WRAP's Textiles Market Situation report says that “there were 336,000 tonnes of clothing in the household residual waste in 2017, destined for landfill or incineration“, up from 300,000 in 2015.
Following the report’s publication, WRAP is running an awareness campaign to encourage people to donate their used garments instead, with the double benefit of reducing landfill waste and providing charities with more items to resell.
A range of possible causes
WRAP’s report does not come to a final conclusion on what caused the spike, but growth in the number of clothes people have been buying is a likely factor.
A WRAP spokesperson said: “WRAP found that spending on clothing has increased year on year; the increase in sales around 2013-2014 could have contributed to increased volumes being discarded three years later, although other factors will have had an influence too.”
Alan Wheeler, director, Textile Recycling Association, said that while “the UK and Germany collect more used clothing per head of population than any other country in the world”, a “huge amount” of clothing is still being sent to the landfill.
“With consumption rates of new clothing and textiles continuing to increase, it is inevitable that this will have impacts on the amount of textiles going to disposal.”
Robin Osterley, chief executive of The Charity Retail Association, which represents UK charity shops, said fast fashion is a “key driver behind the increase in clothes being disposed of as waste”.
The WRAP report mentions a list of possible explanations that could also have played a role, including “reduced lifespan” and “perceived lower value” of low-cost clothes and people’s “suspicion” of charity bag collections.
It also suggests that further research could specifically look into what leads people to throw away their used clothes rather than donating them.
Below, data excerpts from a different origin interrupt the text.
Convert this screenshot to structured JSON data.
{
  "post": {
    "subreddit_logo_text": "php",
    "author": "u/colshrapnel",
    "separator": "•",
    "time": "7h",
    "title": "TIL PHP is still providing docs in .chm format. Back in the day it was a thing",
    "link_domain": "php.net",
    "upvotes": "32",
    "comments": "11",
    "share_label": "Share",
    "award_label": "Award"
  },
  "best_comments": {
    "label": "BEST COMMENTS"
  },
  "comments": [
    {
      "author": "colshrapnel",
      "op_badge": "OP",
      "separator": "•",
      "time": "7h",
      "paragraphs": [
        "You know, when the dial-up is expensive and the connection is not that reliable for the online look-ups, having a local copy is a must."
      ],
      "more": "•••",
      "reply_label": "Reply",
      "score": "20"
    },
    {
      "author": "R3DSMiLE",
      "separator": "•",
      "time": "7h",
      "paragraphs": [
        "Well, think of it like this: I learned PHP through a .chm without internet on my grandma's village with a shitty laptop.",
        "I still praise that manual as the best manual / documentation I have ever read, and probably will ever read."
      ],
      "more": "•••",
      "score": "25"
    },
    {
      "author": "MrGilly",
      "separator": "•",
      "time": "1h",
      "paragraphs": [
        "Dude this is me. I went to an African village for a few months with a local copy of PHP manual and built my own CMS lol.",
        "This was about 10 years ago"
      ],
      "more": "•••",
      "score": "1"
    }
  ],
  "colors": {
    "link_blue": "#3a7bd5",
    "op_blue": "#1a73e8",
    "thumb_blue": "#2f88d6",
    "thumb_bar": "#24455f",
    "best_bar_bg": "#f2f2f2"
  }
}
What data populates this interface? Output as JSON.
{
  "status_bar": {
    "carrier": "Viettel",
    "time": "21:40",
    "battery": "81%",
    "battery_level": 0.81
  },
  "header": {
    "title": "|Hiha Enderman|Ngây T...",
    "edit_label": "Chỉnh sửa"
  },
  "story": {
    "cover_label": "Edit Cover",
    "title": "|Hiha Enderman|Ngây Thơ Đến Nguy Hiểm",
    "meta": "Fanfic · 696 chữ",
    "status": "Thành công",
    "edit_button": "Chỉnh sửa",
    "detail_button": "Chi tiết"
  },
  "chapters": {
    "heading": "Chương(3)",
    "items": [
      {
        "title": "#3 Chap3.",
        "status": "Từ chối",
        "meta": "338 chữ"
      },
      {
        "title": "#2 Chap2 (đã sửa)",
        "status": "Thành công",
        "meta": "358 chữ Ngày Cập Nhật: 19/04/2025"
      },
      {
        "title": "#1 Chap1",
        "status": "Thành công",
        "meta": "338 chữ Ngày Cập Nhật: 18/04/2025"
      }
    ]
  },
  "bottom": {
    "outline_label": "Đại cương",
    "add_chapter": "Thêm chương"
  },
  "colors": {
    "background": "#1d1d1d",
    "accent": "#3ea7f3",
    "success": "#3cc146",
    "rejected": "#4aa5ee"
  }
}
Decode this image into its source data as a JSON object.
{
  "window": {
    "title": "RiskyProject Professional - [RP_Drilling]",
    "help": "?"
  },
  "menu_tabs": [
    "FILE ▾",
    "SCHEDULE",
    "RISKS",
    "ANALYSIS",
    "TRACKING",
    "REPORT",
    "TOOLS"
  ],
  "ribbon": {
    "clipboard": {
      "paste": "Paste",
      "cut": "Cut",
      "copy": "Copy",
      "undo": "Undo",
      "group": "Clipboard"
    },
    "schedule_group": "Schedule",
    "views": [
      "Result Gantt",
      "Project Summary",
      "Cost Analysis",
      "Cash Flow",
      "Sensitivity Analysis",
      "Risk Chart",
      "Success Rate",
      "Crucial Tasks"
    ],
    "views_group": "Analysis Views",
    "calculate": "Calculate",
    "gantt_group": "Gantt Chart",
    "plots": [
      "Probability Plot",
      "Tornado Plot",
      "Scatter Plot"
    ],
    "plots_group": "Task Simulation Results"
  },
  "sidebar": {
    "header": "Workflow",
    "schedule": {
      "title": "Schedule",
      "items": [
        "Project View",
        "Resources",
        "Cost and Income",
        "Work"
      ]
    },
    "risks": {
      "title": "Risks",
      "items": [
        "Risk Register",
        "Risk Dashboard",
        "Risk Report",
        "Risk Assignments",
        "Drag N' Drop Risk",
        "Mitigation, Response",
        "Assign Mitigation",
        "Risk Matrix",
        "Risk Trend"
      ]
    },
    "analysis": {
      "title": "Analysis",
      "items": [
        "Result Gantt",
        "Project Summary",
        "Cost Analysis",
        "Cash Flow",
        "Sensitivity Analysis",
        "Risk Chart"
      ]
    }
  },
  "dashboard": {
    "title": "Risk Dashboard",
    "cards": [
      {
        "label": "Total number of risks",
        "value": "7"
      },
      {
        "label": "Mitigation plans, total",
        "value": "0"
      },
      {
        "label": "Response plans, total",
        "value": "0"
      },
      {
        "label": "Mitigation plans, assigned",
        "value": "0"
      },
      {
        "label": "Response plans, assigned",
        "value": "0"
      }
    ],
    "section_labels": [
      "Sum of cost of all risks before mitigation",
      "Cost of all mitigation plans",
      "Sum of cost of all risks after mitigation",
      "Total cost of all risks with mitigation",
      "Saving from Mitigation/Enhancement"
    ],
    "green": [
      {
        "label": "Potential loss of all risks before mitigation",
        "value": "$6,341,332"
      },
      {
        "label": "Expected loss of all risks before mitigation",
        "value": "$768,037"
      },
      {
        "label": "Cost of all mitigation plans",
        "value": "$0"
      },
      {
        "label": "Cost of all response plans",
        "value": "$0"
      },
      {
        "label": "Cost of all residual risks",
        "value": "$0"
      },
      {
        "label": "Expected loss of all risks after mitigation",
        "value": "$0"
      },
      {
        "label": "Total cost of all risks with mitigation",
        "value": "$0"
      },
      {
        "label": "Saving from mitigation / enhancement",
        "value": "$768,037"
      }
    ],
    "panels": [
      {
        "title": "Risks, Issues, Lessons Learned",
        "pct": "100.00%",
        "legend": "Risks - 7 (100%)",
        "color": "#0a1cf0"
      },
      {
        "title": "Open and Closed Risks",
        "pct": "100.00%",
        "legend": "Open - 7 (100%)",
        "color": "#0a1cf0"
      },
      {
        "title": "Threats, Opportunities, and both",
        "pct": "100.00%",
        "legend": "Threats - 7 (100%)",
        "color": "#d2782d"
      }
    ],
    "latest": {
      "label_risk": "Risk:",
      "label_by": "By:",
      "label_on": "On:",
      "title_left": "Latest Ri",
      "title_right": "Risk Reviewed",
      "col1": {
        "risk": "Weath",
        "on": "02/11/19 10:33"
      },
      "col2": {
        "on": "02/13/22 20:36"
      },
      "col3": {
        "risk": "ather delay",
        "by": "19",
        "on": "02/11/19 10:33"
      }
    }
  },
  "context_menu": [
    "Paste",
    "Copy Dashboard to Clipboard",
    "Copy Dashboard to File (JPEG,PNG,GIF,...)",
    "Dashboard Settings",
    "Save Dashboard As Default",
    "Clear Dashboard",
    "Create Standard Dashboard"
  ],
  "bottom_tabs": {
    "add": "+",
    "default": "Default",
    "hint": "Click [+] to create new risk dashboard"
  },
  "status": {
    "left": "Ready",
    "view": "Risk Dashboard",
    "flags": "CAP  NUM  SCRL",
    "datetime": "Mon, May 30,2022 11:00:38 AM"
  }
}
Keeping used textiles in the economy
Peter Maddox, director of WRAP, said: “We need to focus on ways to keep these valuable materials in the economy when we’ve finished with them.
“Clothing has the fourth largest environmental impact after housing, transport and food, and yet every year nearly one million tonnes of textiles are burnt or buried in the UK.”
WRAP estimates that 620,000 tonnes of textiles were collected for re-use and recycling in 2018, up from 600,000 the previous year. UK charity shops received approximately 32 per cent of them.
Osterley said that “there is scope to increase this amount further”.
“Charity retail is able to raise £330m a year for good causes, reduce the environmental impact of the fashion industry and reduce waste disposal costs for local councils.”
WRAP said that “the charity sector is doing a fantastic job reselling clothes in the UK”, but a “significant proportion” of clothes are stuck in a “limbo” where they are neither worn or donated and risk ending up in the landfill.
The charity launched the Donation Generation campaign on social media this month, to raise awareness and encourage people to use charity shops, collection bags or clothing donation banks instead of throwing their clothes in the bin.